Archaeometric Analysis of Copper Coins from the Golden Horde Period from a Bulgarian Settlement as an Instrument of Artificial Intelligence

Rezida Khavilovna Khramchenkova, Jamil Gabdrakhimovich Mukhametshin, Artem Aleksandrovich Elizarov, Ayrat Gabitovich Sitdikov, Pavel Vladimirovich Fedan
1445-1476
Abstract:

The work is a pioneer in studying of the chemical composition at the micro-impurity level of archaeological copper coins as an information basis for identifying the features of monetary circulation in the medieval state. 

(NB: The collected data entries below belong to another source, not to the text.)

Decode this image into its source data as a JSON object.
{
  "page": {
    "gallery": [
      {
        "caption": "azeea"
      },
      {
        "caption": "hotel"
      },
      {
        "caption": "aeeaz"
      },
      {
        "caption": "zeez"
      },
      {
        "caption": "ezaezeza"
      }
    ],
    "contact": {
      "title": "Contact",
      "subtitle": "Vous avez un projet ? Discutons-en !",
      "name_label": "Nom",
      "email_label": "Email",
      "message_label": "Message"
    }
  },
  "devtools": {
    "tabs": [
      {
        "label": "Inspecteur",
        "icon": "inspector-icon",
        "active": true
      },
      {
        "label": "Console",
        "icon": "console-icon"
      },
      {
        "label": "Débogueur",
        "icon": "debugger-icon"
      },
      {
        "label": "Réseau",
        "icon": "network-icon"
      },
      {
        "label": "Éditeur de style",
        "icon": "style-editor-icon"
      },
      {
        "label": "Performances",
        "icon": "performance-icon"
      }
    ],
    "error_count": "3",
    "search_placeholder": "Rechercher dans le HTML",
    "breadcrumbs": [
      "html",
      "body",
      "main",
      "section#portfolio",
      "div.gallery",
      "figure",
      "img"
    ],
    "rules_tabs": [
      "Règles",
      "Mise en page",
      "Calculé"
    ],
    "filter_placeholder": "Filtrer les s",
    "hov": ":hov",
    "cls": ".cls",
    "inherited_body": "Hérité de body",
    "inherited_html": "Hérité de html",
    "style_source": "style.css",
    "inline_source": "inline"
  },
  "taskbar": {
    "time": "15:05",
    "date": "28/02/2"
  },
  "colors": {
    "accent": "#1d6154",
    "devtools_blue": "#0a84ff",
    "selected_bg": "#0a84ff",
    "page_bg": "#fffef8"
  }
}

An interdisciplinary study of the numismatic material from the Bulgarian settlement of 98 copper coins, represented by 91 Golden Horde, 6 foreign coins of the same period and one coin of the pre-Mongol period of the Zengid dynasty, was conducted. The article contains attribution with images of the obverse and reverse of coins and data of archaeometric chemical composition study of monetary artifacts using two independent methods – X-ray fluorescence and emission spectral.


This is the first interdisciplinary study in our country at present time, covering a representative collection of copper coins of various rulers and mints from archaeological materials of the Bulgarian settlement. As a result of studying the chemical composition of the coins, the ratios of impurities in copper alloys were determined, which divide the collection into ten main groups, including coins of various minted courts and rulers of a certain date. The determination of the impurity composition allows not only to classify coins into groups, but also to put forward reasonable hypotheses about the geographical location of copper deposits used for minting.


The database, compiled from the research results and combining numismatic attribution, coin images, and chemical composition data, is published as an open dataset in the Zenodo repository and is intended for the application of machine learning and artificial intelligence methods in the tasks of automatic identification and provenance analysis of medieval coins.